Likewise, as previously described, the QST results in this study confirm the dysfunction of thinly myelinated Aδ-fibres. Unmyelinated C-fibres appear to function physiologically appropriately in iRBD. Compared to a previous study using QST [16], we were able to confirm impaired cold detection on the hand. Additionally, our study showed a length-dependent loss of function for myelinated fibres (Aβ- and Aδ-fibres) with preserved C-fibre performance, as well as significantly impaired cold detection and vibration sense on the foot in iRBD patients compared to those in HCs. Alpha-synuclein aggregates were recently demonstrated in the skin of iRBD patients [10]. In PD patients, these were previously shown in various skin sections (i.e., epidermis [27] and autonomic nerves [28]). Signs of distal sensory loss and small fibre neuropathy [28,29,30] were also observed. Others have highlighted the presence of sensory impairment in early-stage PD and have reported it to be not a result of therapy [30]. Relating these observations to the present findings in iRBD, our study confirms peripheral somatosensory impairment in this prodromal stage, using QST as a noninvasive technique. Thus, QST might serve as an easy, noninvasive test in diagnosing early loss of function of myelinated fibres in iRBD, confirming the hypothesis of peripheral, rather than central, dysfunction in iRBD. Additionally, when combined with cardiac imaging, QST might serve as a potentially useful biomarker of conversion to α-SYN, and aid in differentiating among different entities with central vs. peripheral impairment.

Limitations of this study include the limited sample size, particularly for the longitudinal data; the lack of additional visual modalities; the lack of central denervation testing; the lack of different NE metabolism parameters (e.g., dihydroxyphenylglycol); the possible confounders in NE metabolism (e.g., age, comorbidities, medications); and the possible intra- and inter-individual variability of plasma NE levels.

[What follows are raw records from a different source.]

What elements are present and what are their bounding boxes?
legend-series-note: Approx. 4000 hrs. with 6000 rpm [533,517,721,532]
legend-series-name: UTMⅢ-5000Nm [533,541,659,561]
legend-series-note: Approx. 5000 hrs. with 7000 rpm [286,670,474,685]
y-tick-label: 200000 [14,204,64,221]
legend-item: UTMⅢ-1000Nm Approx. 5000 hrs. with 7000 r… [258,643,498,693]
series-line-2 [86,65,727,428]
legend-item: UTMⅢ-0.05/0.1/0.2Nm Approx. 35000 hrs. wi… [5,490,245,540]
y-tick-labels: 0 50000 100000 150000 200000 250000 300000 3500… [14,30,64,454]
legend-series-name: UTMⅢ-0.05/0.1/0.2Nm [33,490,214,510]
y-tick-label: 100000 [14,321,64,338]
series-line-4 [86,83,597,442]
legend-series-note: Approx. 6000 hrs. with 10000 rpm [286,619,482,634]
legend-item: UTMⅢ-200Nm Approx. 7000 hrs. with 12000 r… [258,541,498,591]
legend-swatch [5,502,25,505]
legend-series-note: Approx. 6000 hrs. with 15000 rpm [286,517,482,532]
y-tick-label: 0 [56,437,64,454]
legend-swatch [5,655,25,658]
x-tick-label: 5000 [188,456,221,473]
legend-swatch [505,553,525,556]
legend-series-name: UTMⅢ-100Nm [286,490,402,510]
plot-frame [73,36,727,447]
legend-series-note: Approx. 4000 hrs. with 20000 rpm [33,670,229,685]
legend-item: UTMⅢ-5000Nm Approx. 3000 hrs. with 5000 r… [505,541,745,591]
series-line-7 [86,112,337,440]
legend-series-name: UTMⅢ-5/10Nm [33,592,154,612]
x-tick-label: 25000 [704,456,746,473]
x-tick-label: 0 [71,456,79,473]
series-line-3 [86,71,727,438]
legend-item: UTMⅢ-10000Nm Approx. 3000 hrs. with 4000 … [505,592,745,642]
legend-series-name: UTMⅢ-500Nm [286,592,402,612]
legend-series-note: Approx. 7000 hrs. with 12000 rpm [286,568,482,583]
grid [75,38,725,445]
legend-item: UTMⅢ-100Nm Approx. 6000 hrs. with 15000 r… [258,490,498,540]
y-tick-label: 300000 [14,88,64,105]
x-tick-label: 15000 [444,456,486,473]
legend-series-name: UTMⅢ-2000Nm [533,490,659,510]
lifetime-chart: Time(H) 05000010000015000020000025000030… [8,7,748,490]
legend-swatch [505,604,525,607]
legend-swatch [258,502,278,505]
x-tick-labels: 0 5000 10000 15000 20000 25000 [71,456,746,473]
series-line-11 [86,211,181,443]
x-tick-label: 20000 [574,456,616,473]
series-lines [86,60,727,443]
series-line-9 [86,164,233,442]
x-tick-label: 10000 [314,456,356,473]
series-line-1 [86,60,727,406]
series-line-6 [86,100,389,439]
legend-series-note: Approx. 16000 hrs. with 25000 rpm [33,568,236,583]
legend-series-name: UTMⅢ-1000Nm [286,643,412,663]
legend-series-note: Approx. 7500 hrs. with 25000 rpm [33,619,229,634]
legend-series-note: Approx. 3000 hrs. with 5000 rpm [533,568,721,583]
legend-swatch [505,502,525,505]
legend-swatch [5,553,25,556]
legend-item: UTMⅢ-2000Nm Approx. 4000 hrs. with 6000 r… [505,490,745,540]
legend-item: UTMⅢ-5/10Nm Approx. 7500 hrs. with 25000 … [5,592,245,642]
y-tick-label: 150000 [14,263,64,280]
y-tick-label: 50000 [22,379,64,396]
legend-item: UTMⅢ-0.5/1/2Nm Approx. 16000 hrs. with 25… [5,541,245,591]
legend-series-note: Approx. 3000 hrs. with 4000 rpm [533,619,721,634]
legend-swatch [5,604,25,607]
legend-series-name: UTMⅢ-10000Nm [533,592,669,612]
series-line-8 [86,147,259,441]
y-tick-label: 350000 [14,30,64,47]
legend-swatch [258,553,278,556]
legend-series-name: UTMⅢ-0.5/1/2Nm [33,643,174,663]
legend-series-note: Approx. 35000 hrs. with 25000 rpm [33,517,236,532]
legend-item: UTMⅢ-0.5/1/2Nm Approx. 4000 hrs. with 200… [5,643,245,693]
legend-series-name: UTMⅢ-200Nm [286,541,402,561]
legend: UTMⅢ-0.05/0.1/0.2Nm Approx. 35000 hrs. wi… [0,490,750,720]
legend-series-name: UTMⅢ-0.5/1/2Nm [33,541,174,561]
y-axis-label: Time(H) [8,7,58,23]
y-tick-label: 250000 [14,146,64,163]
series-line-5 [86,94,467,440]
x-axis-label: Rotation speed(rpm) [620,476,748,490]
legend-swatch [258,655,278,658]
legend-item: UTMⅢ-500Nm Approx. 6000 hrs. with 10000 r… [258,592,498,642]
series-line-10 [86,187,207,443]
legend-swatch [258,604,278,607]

As there are recent theories on different subtypes in PD [31], iRBD is proposed to be part of a severely affected phenotype [32]. The disease is associated with faster progression of non-motor and motor symptoms [32] and early sympathetic cardiac denervation [9]. iRBD in PD might be associated with a higher disease burden, higher risk of mortality, and poor prognosis [33]. Zitser et al. described an association with severe autonomic dysfunction and a greater risk of phenoconversion and severe progression [34].

Overall, this study confirms early peripheral autonomic dysfunction in the form of somatosensory impairment and decreased NE plasma levels, which is in line with the peripheral-to-central α-SYN spreading hypothesis. The findings support the concept of a peripheral origin and suggest autonomic testing as a feasible method to find predictive markers of conversion to α-SYN and future-directed potential protective therapies. This is important in light of a severe phenotype and poor prognosis. Further longitudinal investigations of QST, autonomic assessment, and NE levels may clarify the progression and severity of autonomic dysfunction in iRBD.